Since 2008, Makerere University has hosted a graduate level programme in plant breeding, especially for students from Central and Eastern Africa, but including those from Southern and West African countries.
This program was started by a consortium of regional universities to cooperate in providing quality education at a graduate level in various fields. Makerere University was awarded the task of training Master’s and Doctoral students in plant breeding, which is using scientific assessment and manipulation to produce better crops – varieties with higher yields, that respond well to climate or disease challenges and improve nutritional content.
127 master’s level and 57 doctoral level students from 20 African countries have passed through this program. Except for those who are upgrading to PhD level, almost all students from this program have returned to their home area in Africa. Many have been put into positions of research leadership for improving food crops in their own country, for example in Rwanda and South Sudan.

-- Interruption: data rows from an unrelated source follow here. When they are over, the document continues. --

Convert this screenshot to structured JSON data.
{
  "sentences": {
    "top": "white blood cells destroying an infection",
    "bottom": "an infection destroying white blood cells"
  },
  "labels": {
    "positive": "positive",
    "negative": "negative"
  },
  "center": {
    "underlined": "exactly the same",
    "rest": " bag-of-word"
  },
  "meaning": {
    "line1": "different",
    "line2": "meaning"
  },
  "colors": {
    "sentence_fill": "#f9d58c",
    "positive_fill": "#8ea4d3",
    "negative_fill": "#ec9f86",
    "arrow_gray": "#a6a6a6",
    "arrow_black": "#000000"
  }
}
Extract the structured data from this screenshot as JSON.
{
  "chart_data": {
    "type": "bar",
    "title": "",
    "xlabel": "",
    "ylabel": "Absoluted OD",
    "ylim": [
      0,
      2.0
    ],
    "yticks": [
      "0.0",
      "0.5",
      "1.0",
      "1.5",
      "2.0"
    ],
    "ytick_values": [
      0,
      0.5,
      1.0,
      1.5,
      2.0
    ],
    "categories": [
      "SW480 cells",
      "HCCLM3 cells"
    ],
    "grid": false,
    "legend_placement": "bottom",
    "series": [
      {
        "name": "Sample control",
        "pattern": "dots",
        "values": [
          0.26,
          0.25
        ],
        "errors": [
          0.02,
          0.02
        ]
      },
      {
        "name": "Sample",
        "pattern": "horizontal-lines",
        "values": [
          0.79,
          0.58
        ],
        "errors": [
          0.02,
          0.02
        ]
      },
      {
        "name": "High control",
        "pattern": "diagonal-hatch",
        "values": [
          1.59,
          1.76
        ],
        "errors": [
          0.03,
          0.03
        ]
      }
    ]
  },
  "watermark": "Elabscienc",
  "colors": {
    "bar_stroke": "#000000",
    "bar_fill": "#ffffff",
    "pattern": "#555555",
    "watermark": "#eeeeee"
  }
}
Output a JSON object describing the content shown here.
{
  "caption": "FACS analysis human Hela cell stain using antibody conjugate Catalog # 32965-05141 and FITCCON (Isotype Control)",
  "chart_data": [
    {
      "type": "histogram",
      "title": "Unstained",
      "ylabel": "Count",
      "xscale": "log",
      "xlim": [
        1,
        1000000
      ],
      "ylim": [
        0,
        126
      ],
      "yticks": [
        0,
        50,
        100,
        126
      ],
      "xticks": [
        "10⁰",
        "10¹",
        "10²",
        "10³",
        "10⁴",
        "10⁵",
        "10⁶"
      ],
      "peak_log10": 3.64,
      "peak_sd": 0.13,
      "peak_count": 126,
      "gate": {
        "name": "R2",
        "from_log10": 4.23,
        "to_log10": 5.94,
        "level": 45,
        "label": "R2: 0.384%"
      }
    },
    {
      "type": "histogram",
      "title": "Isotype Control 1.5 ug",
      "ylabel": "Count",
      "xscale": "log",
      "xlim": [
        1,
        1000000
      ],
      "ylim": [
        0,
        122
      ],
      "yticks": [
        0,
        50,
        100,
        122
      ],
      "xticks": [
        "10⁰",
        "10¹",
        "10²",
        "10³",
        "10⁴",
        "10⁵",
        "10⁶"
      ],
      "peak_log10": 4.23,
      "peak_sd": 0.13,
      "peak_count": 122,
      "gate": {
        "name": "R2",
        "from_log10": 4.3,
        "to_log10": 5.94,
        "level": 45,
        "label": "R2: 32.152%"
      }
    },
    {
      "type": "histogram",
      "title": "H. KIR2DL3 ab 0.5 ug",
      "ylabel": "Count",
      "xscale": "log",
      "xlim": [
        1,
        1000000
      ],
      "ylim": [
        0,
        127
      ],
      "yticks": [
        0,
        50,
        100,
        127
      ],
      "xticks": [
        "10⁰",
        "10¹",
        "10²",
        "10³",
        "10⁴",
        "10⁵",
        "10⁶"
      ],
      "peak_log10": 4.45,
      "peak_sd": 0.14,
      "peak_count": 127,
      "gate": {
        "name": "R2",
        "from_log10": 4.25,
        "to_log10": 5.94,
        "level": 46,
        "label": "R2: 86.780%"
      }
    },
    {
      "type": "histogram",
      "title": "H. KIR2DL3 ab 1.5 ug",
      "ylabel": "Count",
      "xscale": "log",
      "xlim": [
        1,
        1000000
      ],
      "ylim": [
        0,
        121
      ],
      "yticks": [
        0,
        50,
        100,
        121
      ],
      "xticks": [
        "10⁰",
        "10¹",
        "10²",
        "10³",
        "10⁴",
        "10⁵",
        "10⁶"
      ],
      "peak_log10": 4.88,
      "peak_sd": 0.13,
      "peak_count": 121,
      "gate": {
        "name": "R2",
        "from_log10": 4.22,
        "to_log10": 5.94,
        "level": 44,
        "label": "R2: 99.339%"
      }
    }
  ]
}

The students’ research projects have dealt with 17 food crops that are important to both Uganda and her neighbors. For example, sorghum, finger millet (kalo), cowpea and beans have been bred for tolerance to the drier climates of Karamoja and northern Uganda, while potato and rice were assessed for the highland regions of Kabale and Kachwekano, and sorghum, maize and cassava for the cooler climate in Zombo. The cowpea and sorghum research programmes on the farm at Kabanyolo give the students experience in modern methods of data collection and assessment. Univ. of Calif. at Riverside and Purdue University cooperate by sending their materials to these efforts. The up-to-date biotechnology lab provides training for the students in molecular breeding methods.